O estudo “Assédio Sexual e Moral no Local de Trabalho”, desenvolvido pelo CIEG [Centro Interdisciplinar de Estudos de Género], entre 2014 e 2016, no âmbito de um projeto EEA Grants, demonstrou que esta questão está, hoje, mais visível: 65,8% das mulheres identificam as piadas e comentários acerca do seu aspeto como forma de assédio sexual e 84,2% percebem os comentários de natureza sexual como uma prática de assédio. [O estudo] Revela ainda que 12,6% da população ativa sofreu, pelo menos uma vez, uma forma de assédio sexual no trabalho, sendo as mulheres as principais vítimas. As situações mais frequentemente reportadas estão relacionadas com aproximações físicas (olhares insinuantes, contactos físicos não desejados, piadas ou comentários ofensivos sobre o seu aspeto), sendo, na sua maioria, praticadas pelo superior hierárquico ou pelo chefe direto.

O que tem feito o Governo para sensibilizar as entidades patronais?

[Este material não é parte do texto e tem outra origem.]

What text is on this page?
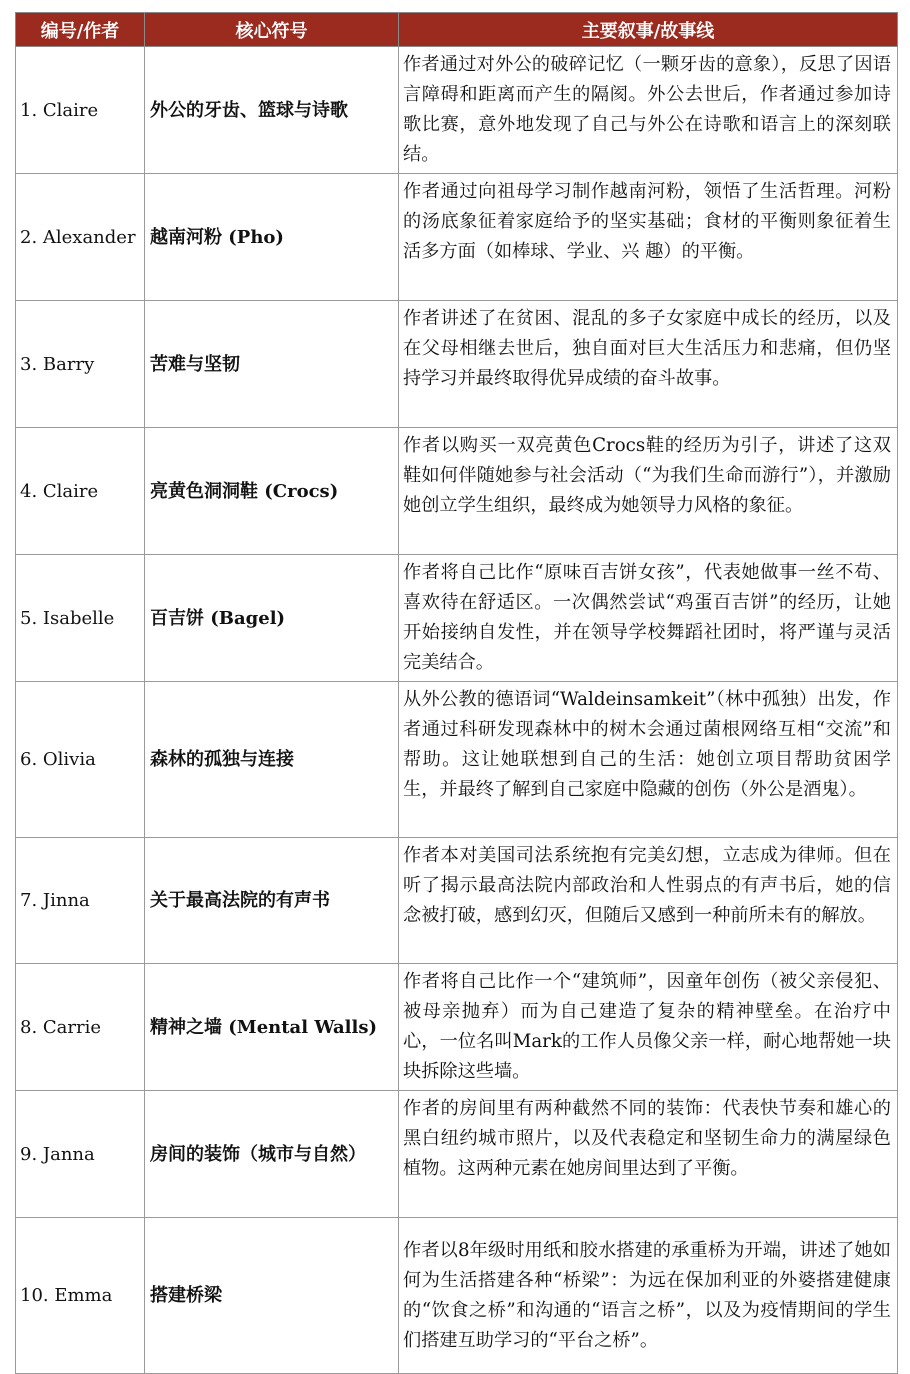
编号/作者	核心符号	主要叙事/故事线
1. Claire	外公的牙齿、篮球与诗歌	作者通过对外公的破碎记忆（一颗牙齿的意象），反思了因语言障碍和距离而产生的隔阂。外公去世后，作者通过参加诗歌比赛，意外地发现了自己与外公在诗歌和语言上的深刻联结。
2. Alexander	越南河粉 (Pho)	作者通过向祖母学习制作越南河粉，领悟了生活哲理。河粉的汤底象征着家庭给予的坚实基础；食材的平衡则象征着生活多方面（如棒球、学业、兴 趣）的平衡。
3. Barry	苦难与坚韧	作者讲述了在贫困、混乱的多子女家庭中成长的经历，以及在父母相继去世后，独自面对巨大生活压力和悲痛，但仍坚持学习并最终取得优异成绩的奋斗故事。
4. Claire	亮黄色洞洞鞋 (Crocs)	作者以购买一双亮黄色Crocs鞋的经历为引子，讲述了这双鞋如何伴随她参与社会活动（“为我们生命而游行”），并激励她创立学生组织，最终成为她领导力风格的象征。
5. Isabelle	百吉饼 (Bagel)	作者将自己比作“原味百吉饼女孩”，代表她做事一丝不苟、喜欢待在舒适区。一次偶然尝试“鸡蛋百吉饼”的经历，让她开始接纳自发性，并在领导学校舞蹈社团时，将严谨与灵活完美结合。
6. Olivia	森林的孤独与连接	从外公教的德语词“Waldeinsamkeit”（林中孤独）出发，作者通过科研发现森林中的树木会通过菌根网络互相“交流”和帮助。这让她联想到自己的生活：她创立项目帮助贫困学生，并最终了解到自己家庭中隐藏的创伤（外公是酒鬼）。
7. Jinna	关于最高法院的有声书	作者本对美国司法系统抱有完美幻想，立志成为律师。但在听了揭示最高法院内部政治和人性弱点的有声书后，她的信念被打破，感到幻灭，但随后又感到一种前所未有的解放。
8. Carrie	精神之墙 (Mental Walls)	作者将自己比作一个“建筑师”，因童年创伤（被父亲侵犯、被母亲抛弃）而为自己建造了复杂的精神壁垒。在治疗中心，一位名叫Mark的工作人员像父亲一样，耐心地帮她一块块拆除这些墙。
9. Janna	房间的装饰（城市与自然）	作者的房间里有两种截然不同的装饰：代表快节奏和雄心的黑白纽约城市照片，以及代表稳定和坚韧生命力的满屋绿色植物。这两种元素在她房间里达到了平衡。
10. Emma	搭建桥梁	作者以8年级时用纸和胶水搭建的承重桥为开端，讲述了她如何为生活搭建各种“桥梁”：为远在保加利亚的外婆搭建健康的“饮食之桥”和沟通的“语言之桥”，以及为疫情期间的学生们搭建互助学习的“平台之桥”。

O Governo tem apostado no trabalho com as entidades empregadoras, para fomentar esta cultura de responsabilidade organizacional e de tolerância zero no trabalho, sendo que estas devem adotar códigos de conduta sobre o assédio no trabalho. Assim, foi produzido um guia para a elaboração do código de boa conduta para a prevenção e combate a este fenómeno, que se encontra disponibilizado no site da Comissão para a Igualdade no Trabalho e no Emprego (CITE). Estamos, neste momento, a promover um projeto internacional, que permitirá produzir instrumentos práticos de combate ao assédio sexual no trabalho para as entidades empregadoras utilizarem. Isso inclui orientações práticas, checklist sobre assédio sexual, modelo de regulamento interno e ferramentas de avaliação de risco. Também tem sido reforçada a vigilância das entidades fiscalizadoras nesta matéria. A CITE tem desenvolvido ações de formação nesta área, dirigidas a várias entidades empregadoras.